We all have teachers that we truly remember and admire because their passion resonated throughout everything they did, in and out of the classroom. It’s what separates a good teacher from a great teacher. Sadly though, there is a drastic decline of both good and great teachers in America, with an ever decreasing number of collegiate students enrolling in education programs.

Based on a 2019 article from U.S. News, a study from the Center for American Progress showed a 33% decline in students enrolling in collegiate teacher preparation programs nationwide. This means that there are 340,000 less students enrolling than in 2010. This could lead to a shortage of teachers needed, especially in the K-12 demographic, and in some places across the country this has already begun.

And this does make sense to me why students would be hesitant getting into education, even if they are dying to become a teacher. Being an educator is incredibly hard work (coming from a K-12 educator for 13 years), working 12-hour work days at minimum, with salaries not matching the intensity and skill level needed to be a quality teacher. A 2019 Business Insider article shares that the average starting salary for a teacher in 63% of the nation’s schools is below $40,000. That means that based on a 60-hour work week (which is typical for teachers), they are paid approximately $12.82 / hour, and this is before taxes.

In this article they state that “According to a recent Economic Policy Institute report, teachers are paid 21.4% less than similarly educated and experienced professionals.”

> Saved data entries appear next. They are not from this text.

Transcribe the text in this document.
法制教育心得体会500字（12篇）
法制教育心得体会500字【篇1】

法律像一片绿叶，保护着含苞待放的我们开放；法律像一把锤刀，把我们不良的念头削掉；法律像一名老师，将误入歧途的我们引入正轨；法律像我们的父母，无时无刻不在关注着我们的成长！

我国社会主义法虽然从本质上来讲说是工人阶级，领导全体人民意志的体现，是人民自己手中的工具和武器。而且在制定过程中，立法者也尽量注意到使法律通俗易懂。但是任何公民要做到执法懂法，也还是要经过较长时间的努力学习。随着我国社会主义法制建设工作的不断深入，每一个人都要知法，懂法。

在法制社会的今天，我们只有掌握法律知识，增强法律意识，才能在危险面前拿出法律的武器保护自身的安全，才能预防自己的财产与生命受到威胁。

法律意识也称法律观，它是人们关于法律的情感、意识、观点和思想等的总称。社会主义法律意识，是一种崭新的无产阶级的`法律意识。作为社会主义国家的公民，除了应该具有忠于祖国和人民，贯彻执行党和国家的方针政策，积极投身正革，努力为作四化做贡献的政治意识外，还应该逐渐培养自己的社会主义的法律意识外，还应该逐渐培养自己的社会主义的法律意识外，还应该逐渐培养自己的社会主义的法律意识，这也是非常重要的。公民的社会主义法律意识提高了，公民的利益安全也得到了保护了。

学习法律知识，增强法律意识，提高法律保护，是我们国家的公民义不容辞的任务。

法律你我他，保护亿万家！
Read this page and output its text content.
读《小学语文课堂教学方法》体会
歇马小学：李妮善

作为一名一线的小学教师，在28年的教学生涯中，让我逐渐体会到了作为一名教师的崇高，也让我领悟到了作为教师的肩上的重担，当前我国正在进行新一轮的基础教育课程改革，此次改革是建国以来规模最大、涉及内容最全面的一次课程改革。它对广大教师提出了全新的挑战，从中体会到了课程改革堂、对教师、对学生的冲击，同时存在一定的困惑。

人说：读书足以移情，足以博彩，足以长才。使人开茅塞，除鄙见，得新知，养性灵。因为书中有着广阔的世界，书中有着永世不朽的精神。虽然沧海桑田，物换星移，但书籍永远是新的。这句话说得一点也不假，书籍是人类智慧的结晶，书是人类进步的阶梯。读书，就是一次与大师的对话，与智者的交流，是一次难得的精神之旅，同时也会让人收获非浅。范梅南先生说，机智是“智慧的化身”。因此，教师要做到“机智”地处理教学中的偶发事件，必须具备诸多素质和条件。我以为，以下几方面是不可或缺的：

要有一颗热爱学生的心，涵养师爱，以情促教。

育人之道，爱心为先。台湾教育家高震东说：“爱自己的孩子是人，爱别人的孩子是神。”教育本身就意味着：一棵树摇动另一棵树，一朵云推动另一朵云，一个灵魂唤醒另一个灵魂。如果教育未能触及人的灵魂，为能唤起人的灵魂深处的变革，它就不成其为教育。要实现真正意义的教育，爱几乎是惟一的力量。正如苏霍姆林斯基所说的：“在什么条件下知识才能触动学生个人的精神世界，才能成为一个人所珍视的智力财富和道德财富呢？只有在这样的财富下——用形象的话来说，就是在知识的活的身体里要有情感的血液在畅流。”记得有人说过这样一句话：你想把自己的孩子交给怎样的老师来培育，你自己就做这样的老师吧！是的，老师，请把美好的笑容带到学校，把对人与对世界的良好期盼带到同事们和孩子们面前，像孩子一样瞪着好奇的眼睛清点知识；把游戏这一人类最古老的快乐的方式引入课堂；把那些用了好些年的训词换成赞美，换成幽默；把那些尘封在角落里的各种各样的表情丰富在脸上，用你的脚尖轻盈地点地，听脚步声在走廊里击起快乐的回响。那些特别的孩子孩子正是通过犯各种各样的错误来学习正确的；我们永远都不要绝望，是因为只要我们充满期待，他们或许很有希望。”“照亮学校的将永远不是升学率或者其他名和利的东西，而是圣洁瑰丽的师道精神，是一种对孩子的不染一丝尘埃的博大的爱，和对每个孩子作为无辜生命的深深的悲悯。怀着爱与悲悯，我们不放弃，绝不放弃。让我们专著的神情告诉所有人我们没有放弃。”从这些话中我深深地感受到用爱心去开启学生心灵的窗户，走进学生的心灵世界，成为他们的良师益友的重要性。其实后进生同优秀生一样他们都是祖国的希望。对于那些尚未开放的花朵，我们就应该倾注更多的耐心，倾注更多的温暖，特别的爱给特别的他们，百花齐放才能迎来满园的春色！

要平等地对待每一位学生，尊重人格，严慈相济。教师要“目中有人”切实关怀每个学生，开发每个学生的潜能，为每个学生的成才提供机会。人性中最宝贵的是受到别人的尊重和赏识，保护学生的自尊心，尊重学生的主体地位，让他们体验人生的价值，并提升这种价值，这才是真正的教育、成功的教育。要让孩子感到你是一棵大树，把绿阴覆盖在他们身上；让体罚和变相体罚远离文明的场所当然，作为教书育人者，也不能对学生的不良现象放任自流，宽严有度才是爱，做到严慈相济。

This harsh and real truth can make many students take a second-guess before getting into the education industry, howeverjust like any public servant occupation, you don’t pursue being a teacher for the money. You do it because you want to make a positive impact on the next generation of students. You have a passion to share your knowledge and teach students in a whole new way, exciting them to find their passion and what they connect with. Watching a student succeed, especially after seeing them struggle is an incredible and rewarding feeling.

Becoming a teacher is a selfless endeavor. You are putting the needs of others constantly first. But when teachers lead from a place of passion, excitement, and of a nurturing heart, the positive impact you have on a student goes way beyond the classroom. I mean, look at the impact Mr. Forand had on me 25 years later. It becomes a memory you want to revisit and thrive from.

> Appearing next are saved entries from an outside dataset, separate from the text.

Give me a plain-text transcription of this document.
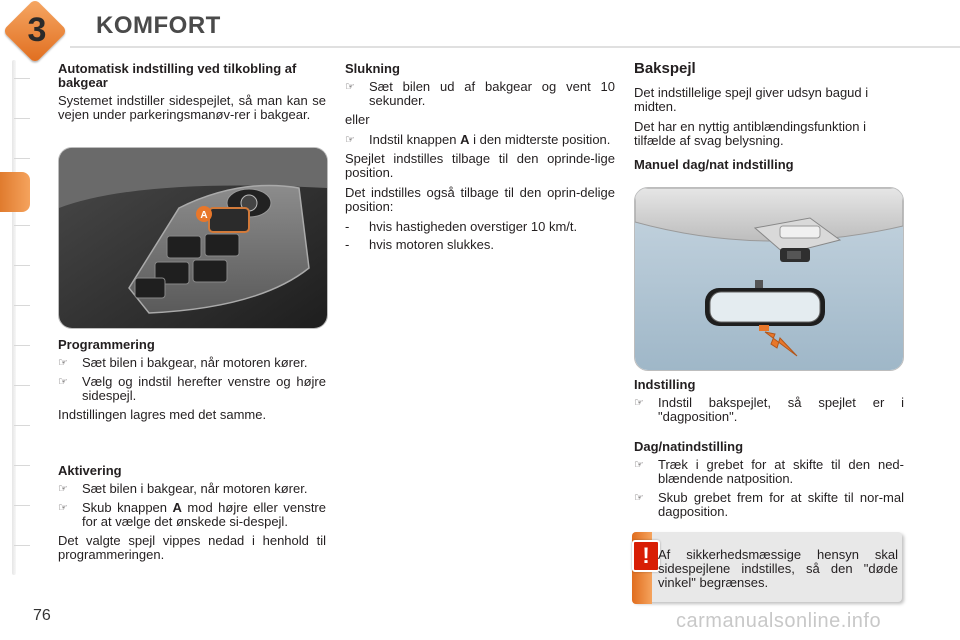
3 KOMFORT
Automatisk indstilling ved tilkobling af bakgear

Systemet indstiller sidespejlet, så man kan se vejen under parkeringsmanøv-rer i bakgear.

A
Programmering
☞	Sæt bilen i bakgear, når motoren kører.
☞	Vælg og indstil herefter venstre og højre sidespejl.

Indstillingen lagres med det samme.

Aktivering
☞	Sæt bilen i bakgear, når motoren kører.
☞	Skub knappen A mod højre eller venstre for at vælge det ønskede si-despejl.

Det valgte spejl vippes nedad i henhold til programmeringen.

Slukning
☞	Sæt bilen ud af bakgear og vent 10 sekunder.

eller

☞	Indstil knappen A i den midterste position.

Spejlet indstilles tilbage til den oprinde-lige position.

Det indstilles også tilbage til den oprin-delige position:

-	hvis hastigheden overstiger 10 km/t.
-	hvis motoren slukkes.
Bakspejl

Det indstillelige spejl giver udsyn bagud i midten.

Det har en nyttig antiblændingsfunktion i tilfælde af svag belysning.

Manuel dag/nat indstilling
Indstilling
☞	Indstil bakspejlet, så spejlet er i "dagposition".
Dag/natindstilling
☞	Træk i grebet for at skifte til den ned-blændende natposition.
☞	Skub grebet frem for at skifte til nor-mal dagposition.
! Af sikkerhedsmæssige hensyn skal sidespejlene indstilles, så den "døde vinkel" begrænses.
76	carmanualsonline.info
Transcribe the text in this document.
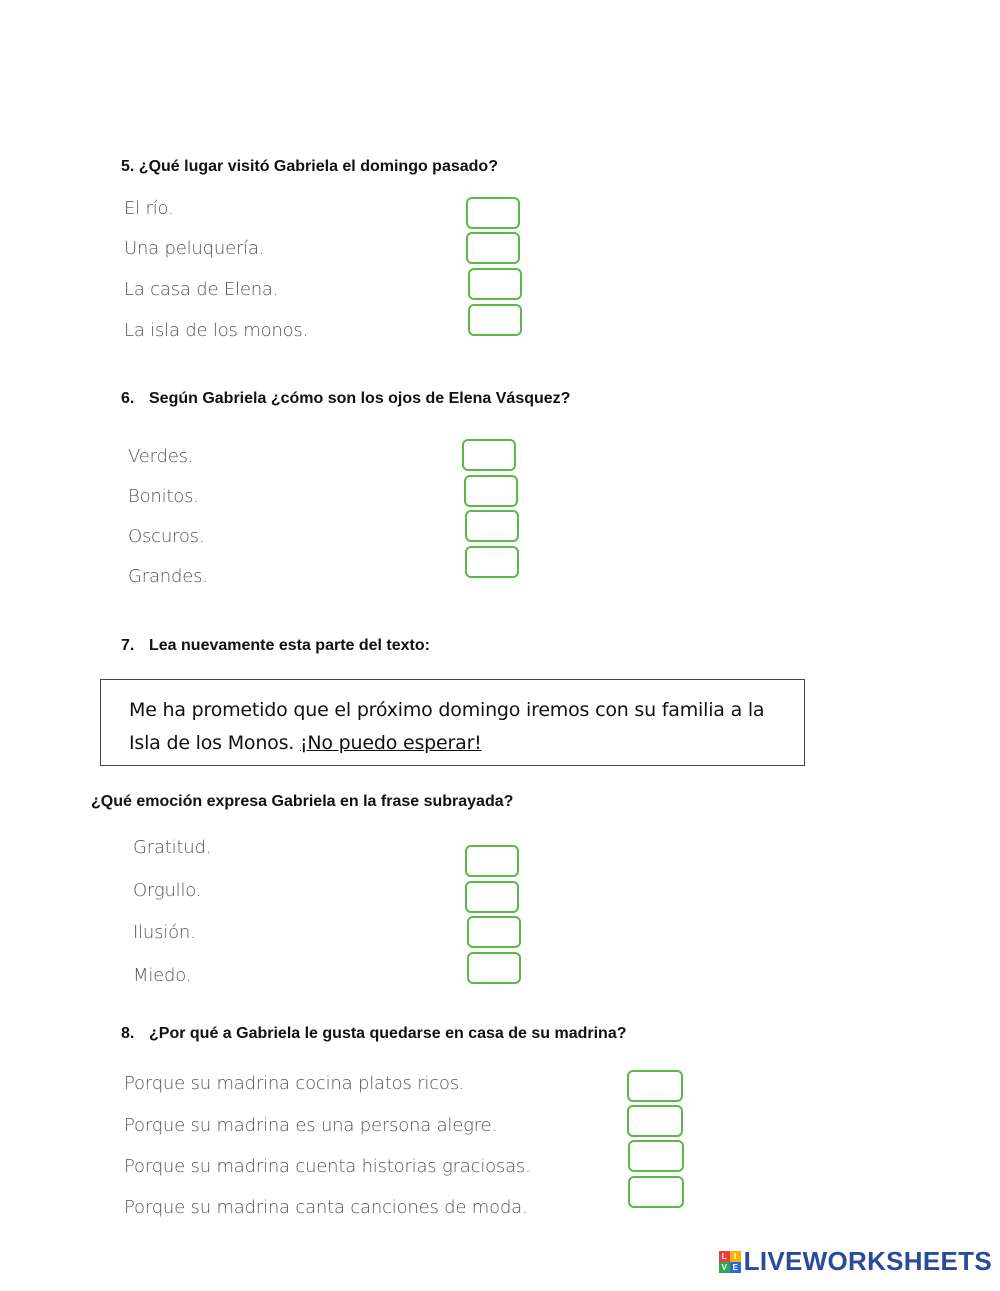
5. ¿Qué lugar visitó Gabriela el domingo pasado?
El río.
Una peluquería.
La casa de Elena.
La isla de los monos.
6. Según Gabriela ¿cómo son los ojos de Elena Vásquez?
Verdes.
Bonitos.
Oscuros.
Grandes.
7. Lea nuevamente esta parte del texto:
Me ha prometido que el próximo domingo iremos con su familia a la
Isla de los Monos. ¡No puedo esperar!
¿Qué emoción expresa Gabriela en la frase subrayada?
Gratitud.
Orgullo.
Ilusión.
Miedo.
8. ¿Por qué a Gabriela le gusta quedarse en casa de su madrina?
Porque su madrina cocina platos ricos.
Porque su madrina es una persona alegre.
Porque su madrina cuenta historias graciosas.
Porque su madrina canta canciones de moda.
L I
V E LIVEWORKSHEETS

Our podcast Renegades & Mavericks just began its second season last week, and we are focusing on all things education this season. From K-12 teachers, to learning-based app developers, to alternative style educators, we want to showcase and bring to life the stories and impact that education has on community and the planet.

If you personally know a teacher in your life, even if it’s not Teacher Appreciation Week, go thank them. Show them gratitude not just for what they do, but who they are.

If you are a teacher, we thank you. Thank you for putting the needs of children before your own. Thank you for encouraging students to push themselves even when they want to give up. Thank you for sharing your passion for educating others and the importance to constantly and endlessly learn. Thank you for being shining examples of how incredible we can be as humans and what it looks like when we pursue what we are called to do and passionate about.

And if you’re a student looking to go to college and wondering if you want to become an educator, only do it if you are truly passionate about being a teacher and no matter what, that is what you are called to do. If this is the case, make today the first day of the rest of your life as an educator.